Doch Putin stellt sich sicher die Frage, ob es nicht mickerig ist, wenn die einst zweitstärkste Armee der Welt nach über 70-tägigem Krieg nur die Annexion von Cherson bekanntgeben kann?
Auch die teuer erkaufte und mit Leichen übersäte Eroberung von Mariupol eignet sich wohl kaum für eine überschwängliche Siegesfeier.
Was bleibt? Putin, das Alphatier, hatte schon immer Grosses im Sinn. Also: Was wird er ankündigen?
Laut amerikanischen Geheimdienstkreisen könnte jetzt alles nur noch schlimmer werden. Das Pentagon schliesst nicht aus, dass Putin der Ukraine jetzt offiziell den Krieg erklärt – und damit die russische Generalmobilmachung beschliesst. Bisher vermied er das Wort «Krieg» und sprach von «Spezialoperation». Die Generalmobilmachung würde bedeuten, dass er weitere Zehntausende russischer Soldaten, auch Reservisten, in den Krieg in der Ukraine werfen könnte. Was für eine Ironie: Am «Tag des Sieges» würde ein Krieg erklärt. All das sind Spekulationen, doch die Geheimdienste sehen Indizien, dass es so werden könnte.

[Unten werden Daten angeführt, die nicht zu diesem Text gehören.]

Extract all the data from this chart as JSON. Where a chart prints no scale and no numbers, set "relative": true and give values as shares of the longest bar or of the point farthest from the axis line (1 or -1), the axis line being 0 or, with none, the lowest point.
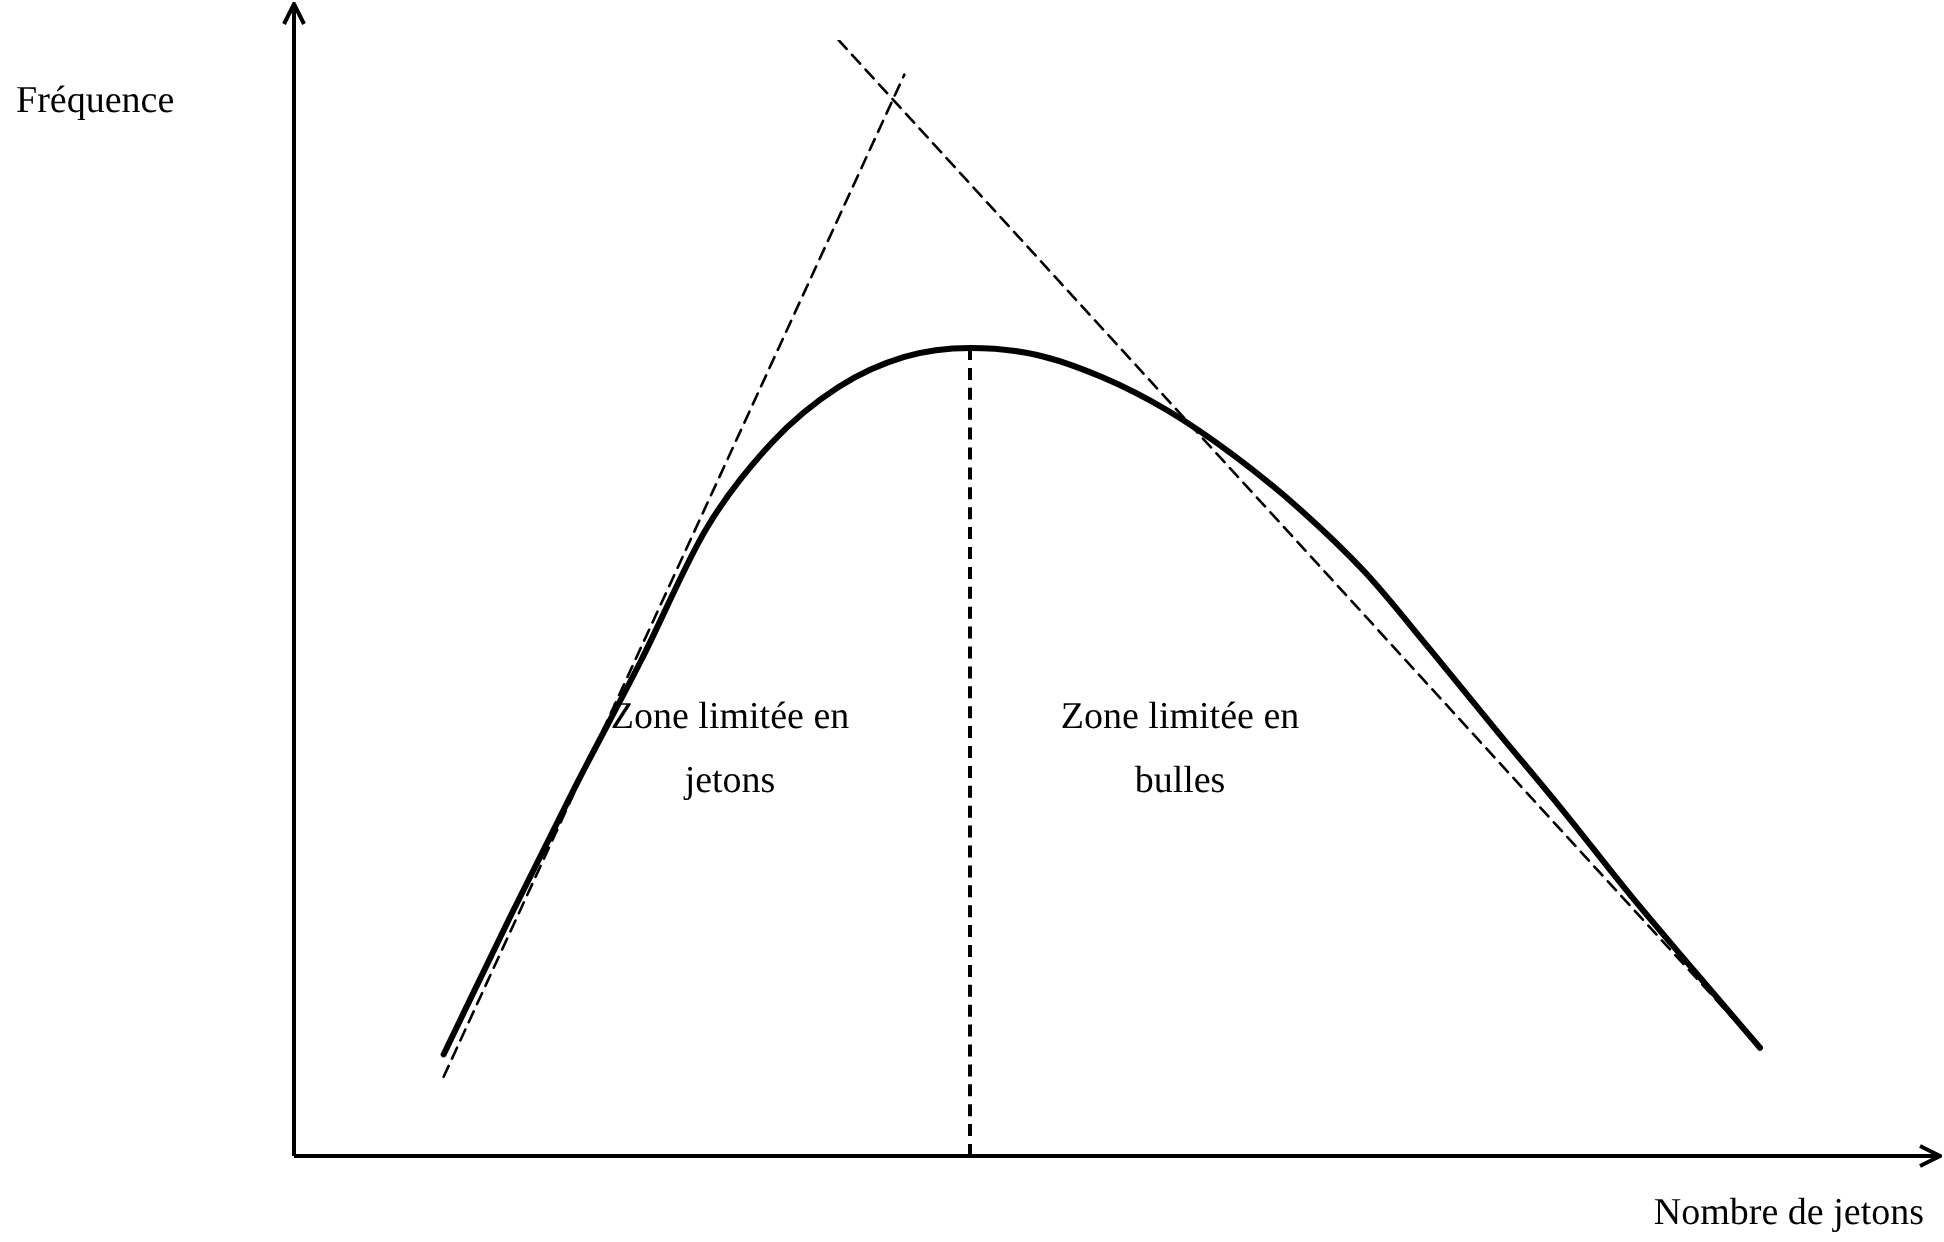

Schlimmer noch: Putin, der im Westen gedemütigte Machtmensch, der buchstäblich über Leichen geht, könnte alles auf eine Karte setzen und zum Schlag gegen die Nato ausholen. Er und sein Aussenminister haben immer wieder angedeutet, dass die westlichen Waffenlieferungen bedeuten, dass die Nato Kriegspartei ist. Dann geht es nicht mehr um die Ukraine, sondern um das westliche Verteidigungsbündnis – und vor allem um die USA. Und dann kämen natürlich auch Atomwaffen ins Spiel.
Es ist schwer vorstellbar, dass Putin ein Mensch ist, der eine Niederlage eingesteht oder zumindest eine saftige Demütigung einsteckt. Er könnte, so ist nicht auszuschliessen, nach dem Prinzip funktionieren: Entweder gewinne ich oder die Welt geht dann halt unter.
Wird da der Teufel an die Wand gemalt? Hoffentlich. Aber es ist Aufgabe der Geheimdienste, sich das Schlimmste vorzustellen – vor allem dann, wenn es Indizien für dieses Schlimmste gibt.